Bravo-Scherenschnitt
Ich war Fan von Alice Cooper und Suzi Quatro, Letztere gab es eines Tages als Scherenschnitt in Lebensgröße. Suzi ist eine gute Musikerin, aber kein Riese, und so hatte ich schon nach wenigen Ausgaben mein Idol im engen schwarzen Lederoverall an der Wand hängen. Aufregend! Immerhin war der Reißverschluss an der Vorderseite gut zwanzig Zentimeter geöffnet.
Heute müsste der Reißverschluss bis mindestens zehn Zentimeter unter dem Nabel offen sein, um Aufmerksamkeit zu erregen. Die Wahrnehmung und die Begierden haben sich geändert. Offensichtlich aber nicht bei SAP in Walldorf – hier hängt man immer noch in der Zeitschleife der Scherenschnitte.
Als vor nicht ganz zwei Jahren S/4 in New York, USA, präsentiert wurde, versprachen Hasso Plattner, Bill McDermott und Bernd Leukert ein neues ERP auf Basis der In-memory-Computing-Datenbank Hana. Der erste Wurf war eine gewaltige Enttäuschung: Aus dem bekannten „Simple Finance on Hana“ wurde S/4 Finance – letztendlich ein innovatives Add-on für SoH, die SAP Business Suite 7 on Hana.

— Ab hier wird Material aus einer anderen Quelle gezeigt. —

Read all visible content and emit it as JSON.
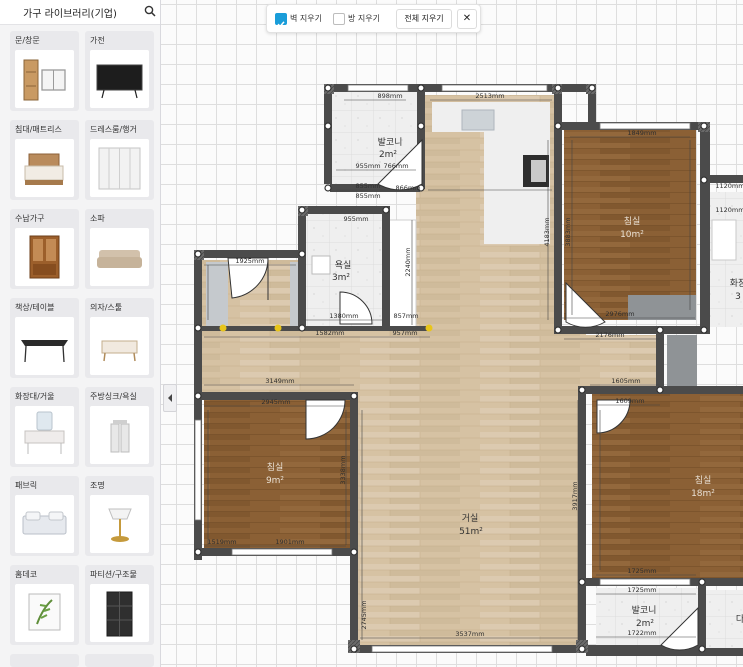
{
  "sidebar": {
    "title": "가구 라이브러리(기업)",
    "search_icon": "search-icon",
    "categories": [
      {
        "label": "문/창문",
        "thumb": "door-window"
      },
      {
        "label": "가전",
        "thumb": "tv"
      },
      {
        "label": "침대/매트리스",
        "thumb": "bed"
      },
      {
        "label": "드레스룸/행거",
        "thumb": "wardrobe"
      },
      {
        "label": "수납가구",
        "thumb": "cabinet"
      },
      {
        "label": "소파",
        "thumb": "sofa"
      },
      {
        "label": "책상/테이블",
        "thumb": "table"
      },
      {
        "label": "의자/스툴",
        "thumb": "bench"
      },
      {
        "label": "화장대/거울",
        "thumb": "vanity"
      },
      {
        "label": "주방싱크/욕실",
        "thumb": "sink"
      },
      {
        "label": "패브릭",
        "thumb": "bedding"
      },
      {
        "label": "조명",
        "thumb": "lamp"
      },
      {
        "label": "홈데코",
        "thumb": "plant-frame"
      },
      {
        "label": "파티션/구조물",
        "thumb": "locker"
      }
    ],
    "collapse_icon": "chevron-left-icon"
  },
  "toolbar": {
    "wall_erase": {
      "label": "벽 지우기",
      "checked": true
    },
    "room_erase": {
      "label": "방 지우기",
      "checked": false
    },
    "clear_all": "전체 지우기",
    "close": "✕"
  },
  "floorplan": {
    "rooms": {
      "balcony_top": {
        "name": "발코니",
        "area": "2m²"
      },
      "bath_left": {
        "name": "욕실",
        "area": "3m²"
      },
      "bedroom_nw": {
        "name": "침실",
        "area": "10m²"
      },
      "bath_right": {
        "name": "화장",
        "area": "3"
      },
      "bedroom_w": {
        "name": "침실",
        "area": "9m²"
      },
      "living": {
        "name": "거실",
        "area": "51m²"
      },
      "bedroom_se": {
        "name": "침실",
        "area": "18m²"
      },
      "balcony_bottom": {
        "name": "발코니",
        "area": "2m²"
      },
      "partial_right": {
        "name": "다",
        "area": ""
      }
    },
    "dims": {
      "d898": "898mm",
      "d2513": "2513mm",
      "d955": "955mm",
      "d766": "766mm",
      "d855": "855mm",
      "d866": "866mm",
      "d1849": "1849mm",
      "d1120": "1120mm",
      "d1925": "1925mm",
      "d1380": "1380mm",
      "d857": "857mm",
      "d1582": "1582mm",
      "d957": "957mm",
      "d2976": "2976mm",
      "d2176": "2176mm",
      "d3149": "3149mm",
      "d2945": "2945mm",
      "d1605": "1605mm",
      "d1609": "1609mm",
      "d1519": "1519mm",
      "d1901": "1901mm",
      "d3537": "3537mm",
      "d1725": "1725mm",
      "d1722": "1722mm",
      "v4183": "4183mm",
      "v3883": "3883mm",
      "v2240": "2240mm",
      "v3338": "3338mm",
      "v3917": "3917mm",
      "v2745": "2745mm"
    }
  },
  "colors": {
    "accent": "#1a9dd9",
    "wall": "#4b4b4b",
    "wood_light": "#d7c4a7",
    "wood_dark": "#8a5f33",
    "tile": "#ececec"
  }
}
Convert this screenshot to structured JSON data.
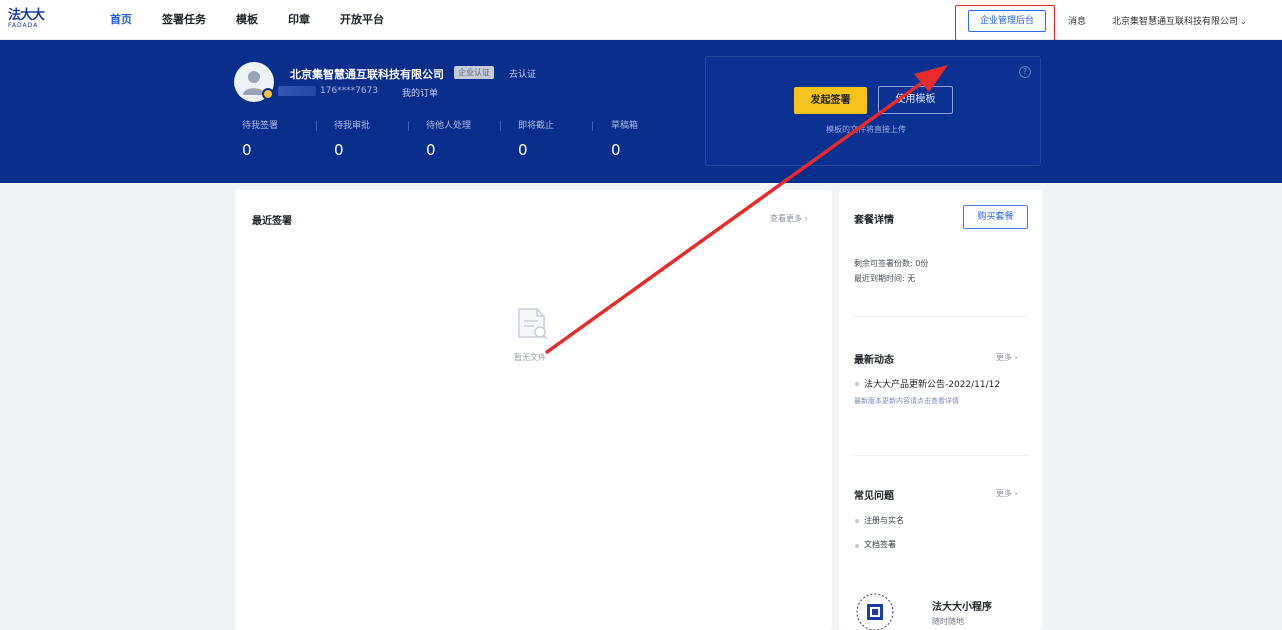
{
  "app": {
    "logo_text": "法大大",
    "logo_sub": "FADADA"
  },
  "nav": {
    "items": [
      {
        "label": "首页",
        "active": true
      },
      {
        "label": "签署任务",
        "active": false
      },
      {
        "label": "模板",
        "active": false
      },
      {
        "label": "印章",
        "active": false
      },
      {
        "label": "开放平台",
        "active": false
      }
    ],
    "mgmt_button": "企业管理后台",
    "messages": "消息",
    "company_menu": "北京集智慧通互联科技有限公司"
  },
  "profile": {
    "company_name": "北京集智慧通互联科技有限公司",
    "ent_tag": "企业认证",
    "verify_link": "去认证",
    "phone": "176****7673",
    "my_orders": "我的订单"
  },
  "stats": [
    {
      "label": "待我签署",
      "value": "0"
    },
    {
      "label": "待我审批",
      "value": "0"
    },
    {
      "label": "待他人处理",
      "value": "0"
    },
    {
      "label": "即将截止",
      "value": "0"
    },
    {
      "label": "草稿箱",
      "value": "0"
    }
  ],
  "actions": {
    "start_sign": "发起签署",
    "template": "使用模板",
    "hint": "模板的文件将直接上传",
    "help": "?"
  },
  "recent": {
    "title": "最近签署",
    "more": "查看更多 ›",
    "empty_text": "暂无文件"
  },
  "package": {
    "title": "套餐详情",
    "buy_button": "购买套餐",
    "line1": "剩余可签署份数: 0份",
    "line2": "最近到期时间: 无"
  },
  "news": {
    "title": "最新动态",
    "more": "更多 ›",
    "item_title": "法大大产品更新公告-2022/11/12",
    "item_sub": "最新版本更新内容请点击查看详情"
  },
  "faq": {
    "title": "常见问题",
    "more": "更多 ›",
    "items": [
      "注册与实名",
      "文档签署"
    ]
  },
  "mini": {
    "title": "法大大小程序",
    "sub": "随时随地"
  },
  "colors": {
    "brand_blue": "#0a2e8c",
    "accent_yellow": "#f6c31c",
    "link_blue": "#1f5fe0",
    "annotation_red": "#e82a2a"
  }
}
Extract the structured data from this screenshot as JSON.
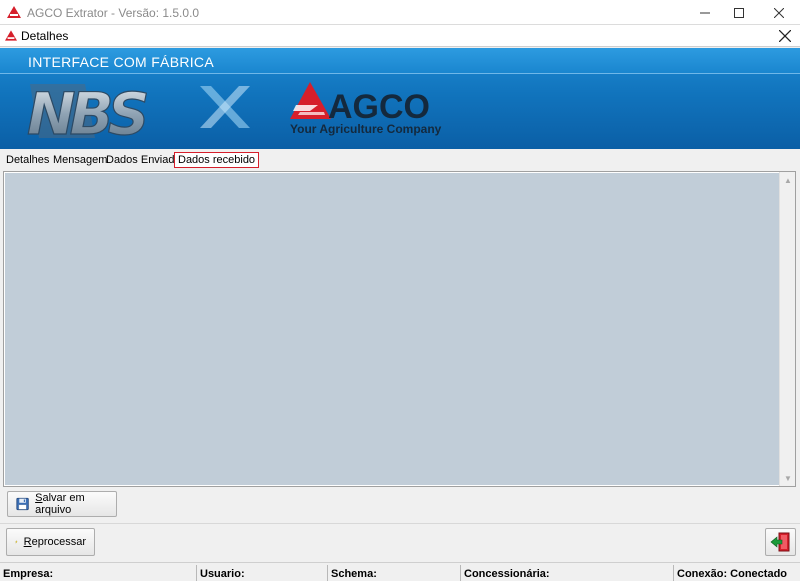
{
  "window": {
    "title": "AGCO Extrator - Versão: 1.5.0.0"
  },
  "child": {
    "title": "Detalhes"
  },
  "banner": {
    "title": "INTERFACE COM FÁBRICA",
    "logo_text": "NBS",
    "brand": "AGCO",
    "tagline": "Your Agriculture Company"
  },
  "tabs": [
    {
      "label": "Detalhes"
    },
    {
      "label": "Mensagem"
    },
    {
      "label": "Dados Enviado"
    },
    {
      "label": "Dados recebido"
    }
  ],
  "active_tab": "Dados recebido",
  "buttons": {
    "save": "Salvar em arquivo",
    "reprocess": "Reprocessar"
  },
  "status": {
    "empresa": "Empresa:",
    "usuario": "Usuario:",
    "schema": "Schema:",
    "concessionaria": "Concessionária:",
    "conexao": "Conexão: Conectado"
  },
  "colors": {
    "banner": "#1174bd",
    "content_bg": "#c1cdd8",
    "agco_red": "#d61f2b",
    "active_tab_border": "#d61f2b"
  }
}
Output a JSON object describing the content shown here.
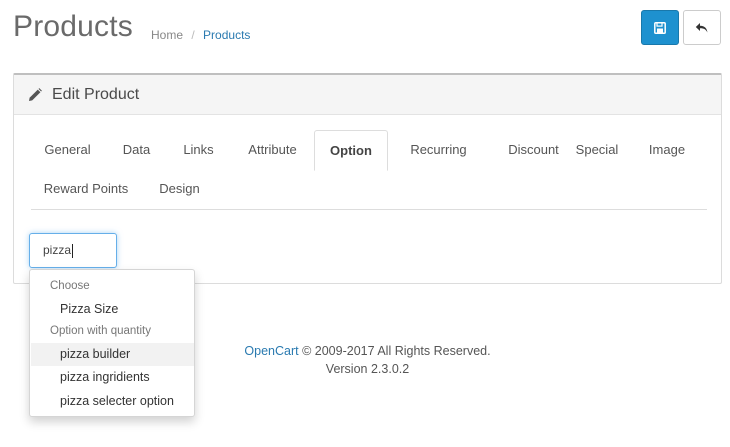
{
  "header": {
    "title": "Products",
    "breadcrumb": [
      "Home",
      "/",
      "Products"
    ]
  },
  "buttons": {
    "save_icon": "save-icon",
    "back_icon": "reply-icon"
  },
  "panel": {
    "title": "Edit Product",
    "icon": "pencil-icon"
  },
  "tabs": [
    {
      "label": "General"
    },
    {
      "label": "Data"
    },
    {
      "label": "Links"
    },
    {
      "label": "Attribute"
    },
    {
      "label": "Option",
      "active": true
    },
    {
      "label": "Recurring"
    },
    {
      "label": "Discount"
    },
    {
      "label": "Special"
    },
    {
      "label": "Image"
    },
    {
      "label": "Reward Points"
    },
    {
      "label": "Design"
    }
  ],
  "option_input": {
    "value": "pizza"
  },
  "dropdown": {
    "groups": [
      {
        "header": "Choose",
        "items": [
          "Pizza Size"
        ]
      },
      {
        "header": "Option with quantity",
        "items": [
          "pizza builder",
          "pizza ingridients",
          "pizza selecter option"
        ]
      }
    ]
  },
  "footer": {
    "link": "OpenCart",
    "copyright": " © 2009-2017 All Rights Reserved.",
    "version": "Version 2.3.0.2"
  },
  "colors": {
    "primary": "#1e91cf",
    "link": "#2a7ab0",
    "focus": "#66afe9"
  }
}
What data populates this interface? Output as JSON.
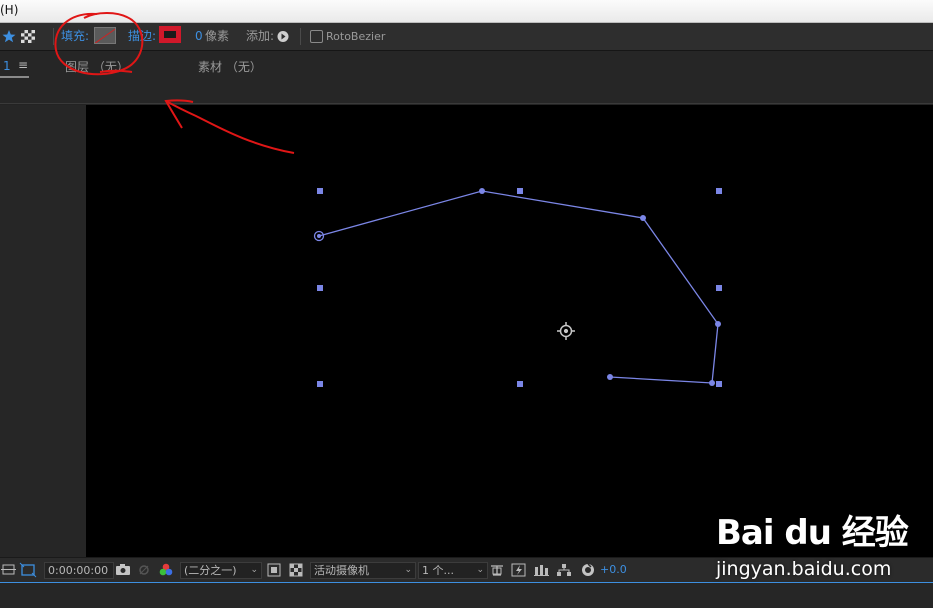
{
  "menubar": {
    "fragment": "(H)"
  },
  "toolbar": {
    "fill_label": "填充:",
    "stroke_label": "描边:",
    "stroke_width": "0",
    "stroke_unit": "像素",
    "add_label": "添加:",
    "rotobezier_label": "RotoBezier",
    "fill_color": "#5a5a5a",
    "stroke_color": "#d0182a"
  },
  "tabs": {
    "number": "1",
    "menu_icon": "≡",
    "layer": "图层 （无）",
    "footage": "素材 （无）"
  },
  "statusbar": {
    "timecode": "0:00:00:00",
    "resolution": "(二分之一)",
    "camera": "活动摄像机",
    "views": "1 个...",
    "exposure": "+0.0"
  },
  "watermark": {
    "logo": "Bai du 经验",
    "url": "jingyan.baidu.com"
  },
  "colors": {
    "accent": "#3d8fe0",
    "path": "#7b86e6",
    "annotation": "#e01616"
  }
}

Mit S/7 auf der SAP–Hana-Datenbank und einigen innovativen Buchhaltungsprogrammen begann die unglückselige S/4-Odyssee. Wie ein Bravo-Scherenschnitt liefert seit eineinhalb Jahren SAP ein S/4-ERP in kleinen Portionen aus. Aus Sicht des Anwenders sind es lediglich Add-ons zu seiner existierenden ERP/ECC-6.0- und NetWeaver–Plattform. Zum Nachteil vieler Bestandskunden können diese S/4-Add-ons jedoch nur genutzt werden, wenn der SAP-Bestandskunde vorab bereit war, von S/7 mit AnyDB auf SoH (Suite on Hana) zu wechseln.
Für das neue ERP-Glück braucht man also nicht nur Geduld – irgendwann 2020 sollen alle Scherenschnitte (Add-ons) für S/4 bereitliegen –, sondern auch die Datenbank Hana. Alle Betriebskonzepte, Schulungen, Wissen und Organisationsformen basierend auf IBM DB2, Microsoft SQL und Oracle können entsorgt werden, denn SAP ist unerbittlich: Für die Scherenschnittsammlung S/4 eignet sich lediglich Hana als Klebstoff und Basis. Die Add-ons S/4 Finance, S/4 Logistics, S/4 Core etc. fügen sich teils gut, teils weniger gut zusammen: Es ist ein riskantes Unterfangen, ein Auto zu renovieren, indem man monatlich ein neues Teil bekommt – einmal eine neue Tür, dann ein Getriebe, später die Sitze, Stoßfänger, Scheibenwischer etc.
Immer mehr SAP-Bestandskunden verzichten demnach auf ihre Sammelleidenschaft, sagen dem Scherenschnittmodell Ade und warten auf 2020, wenn aus der SAP-Garage ein komplett neues S/4-Auto rollt. Das S/4-Modell 2020 soll nicht mehr aus Add-ons bestehen, sondern dann soll das Ganze mehr sein als die Summe der Einzelteile. Gut Ding braucht Weile!